“Train Dreams”: um épico íntimo que é um dos filmes mais bonitos na Netflix

Eduardo Marino

Train Dreams pinta uma vida comum com cores raras. Um filme para sentir devagar, com banda sonora de excelência de Bryce Dessner e uma colaboração com Nick Cave, no final.

Em Train Dreams, o realizador Clint Bentley adapta a novela de Denis Johnson para contar a história de Robert Grainier, um lenhador do início do século XX que vive entre a natureza imensa do Noroeste americano e as transformações sociais e pessoais da sua época. A câmara passeia pela floresta, pelos trilhos de comboio e pela madeira cortada como quem revisita memórias: um mundo em mudança que pulsa com uma beleza melancólica.

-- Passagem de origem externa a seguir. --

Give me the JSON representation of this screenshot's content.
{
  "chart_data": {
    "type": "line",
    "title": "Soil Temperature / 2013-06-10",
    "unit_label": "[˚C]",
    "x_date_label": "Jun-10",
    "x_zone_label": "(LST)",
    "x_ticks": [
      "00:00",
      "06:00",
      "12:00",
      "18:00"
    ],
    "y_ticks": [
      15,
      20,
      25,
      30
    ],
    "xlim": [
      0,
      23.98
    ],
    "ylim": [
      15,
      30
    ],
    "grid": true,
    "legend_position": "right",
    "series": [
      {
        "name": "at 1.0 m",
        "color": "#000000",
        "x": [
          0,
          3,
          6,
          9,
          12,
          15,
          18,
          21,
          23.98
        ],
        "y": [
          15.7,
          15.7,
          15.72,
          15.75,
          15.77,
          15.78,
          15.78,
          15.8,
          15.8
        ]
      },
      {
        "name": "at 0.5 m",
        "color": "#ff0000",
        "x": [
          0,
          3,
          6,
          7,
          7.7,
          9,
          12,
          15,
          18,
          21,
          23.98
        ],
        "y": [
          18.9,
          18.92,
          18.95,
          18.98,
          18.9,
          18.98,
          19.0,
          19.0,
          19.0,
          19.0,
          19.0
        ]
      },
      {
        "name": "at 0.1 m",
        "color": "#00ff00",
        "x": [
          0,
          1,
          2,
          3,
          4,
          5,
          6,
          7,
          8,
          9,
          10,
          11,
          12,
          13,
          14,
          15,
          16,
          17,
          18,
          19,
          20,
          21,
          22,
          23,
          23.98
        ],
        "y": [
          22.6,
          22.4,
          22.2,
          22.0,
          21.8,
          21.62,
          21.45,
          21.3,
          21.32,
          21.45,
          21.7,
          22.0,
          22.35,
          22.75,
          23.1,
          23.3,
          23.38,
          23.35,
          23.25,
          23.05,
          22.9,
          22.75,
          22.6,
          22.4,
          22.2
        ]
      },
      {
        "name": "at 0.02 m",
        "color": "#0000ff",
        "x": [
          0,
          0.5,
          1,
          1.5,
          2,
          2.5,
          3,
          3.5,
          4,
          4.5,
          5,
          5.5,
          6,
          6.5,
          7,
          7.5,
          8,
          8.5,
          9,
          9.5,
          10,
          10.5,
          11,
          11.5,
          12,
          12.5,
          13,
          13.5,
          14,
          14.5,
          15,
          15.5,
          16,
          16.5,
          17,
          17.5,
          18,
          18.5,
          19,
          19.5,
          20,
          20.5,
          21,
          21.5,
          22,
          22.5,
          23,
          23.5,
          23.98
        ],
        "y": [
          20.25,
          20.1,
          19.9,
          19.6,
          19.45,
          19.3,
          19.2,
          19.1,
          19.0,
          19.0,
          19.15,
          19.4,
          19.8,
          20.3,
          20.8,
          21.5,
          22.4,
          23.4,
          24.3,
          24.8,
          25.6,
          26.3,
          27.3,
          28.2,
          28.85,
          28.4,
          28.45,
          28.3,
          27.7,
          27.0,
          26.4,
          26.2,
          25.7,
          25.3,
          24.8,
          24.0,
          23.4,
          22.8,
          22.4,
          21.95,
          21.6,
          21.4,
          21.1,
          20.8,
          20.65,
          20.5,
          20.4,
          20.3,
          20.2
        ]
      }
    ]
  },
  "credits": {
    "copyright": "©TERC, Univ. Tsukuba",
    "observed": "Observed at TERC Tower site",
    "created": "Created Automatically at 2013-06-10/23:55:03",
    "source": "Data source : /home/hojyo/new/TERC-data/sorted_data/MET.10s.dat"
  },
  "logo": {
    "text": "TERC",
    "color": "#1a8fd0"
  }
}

A fotografia de Adolpho Veloso é um dos pontos altos do filme — cada plano parece uma pintura, cada árvore tem uma presença quase espiritual. A natureza não é só fundo: é personagem, testemunha e memória. O filme funciona como uma meditação visual sobre a passagem do tempo, o peso da perda e a relação íntima de um homem com a terra que habita.

No centro desta elegia está Joel Edgerton, na pele de Robert. É uma das suas interpretações mais contidas e poderosas: ele é um homem simples, marcado pela ausência e pelo esforço, mas que vê nos gestos mais modestos — um tronco, um olhar, uma lembrança — a verdadeira profundidade da vida. Ao seu lado, Felicity Jones interpreta Gladys, o amor que lhe dá um refúgio suave, e William H. Macy oferece momentos de sabedoria discreta.

Narrado por Will Patton, o filme constrói o seu ritmo de forma não linear, como se estivéssemos a folhear um álbum de recordações, pendendo entre o presente e o passado, entre o trabalho duro e as perdas. Há força na simplicidade da sua moral: Robert não é herói, mas há grandeza na sua humidade.

Na banda sonora de Train Dreams, Bryce Dessner (dos The National) constrói um ambiente sonoro emocional, entrelaçando melodias orquestrais com influências de folk norte-americano. Ele usa técnicas analógicas — como microfones de fita dos anos 30–40 — para conferir à música uma textura quase vintage, orgânica e carregada de nostalgia. No final, a voz de Nick Cave entra num tema comovente co-escrito com Dessner.

É fácil perceber por que este filme anda nos radares dos prémios. Além de ter uma fotografia sublime, a sua narrativa emocional e a performance de Edgerton têm sido apontadas como fortes candidatas para os Óscares.

Às vezes, o cinema mais poderoso é aquele que fala baixo, com gestos mínimos e silêncio. Train Dreams não grita — sussurra. E esse sussurro coloca-o entre os filmes mais bonitos que a Netflix lançou este ano.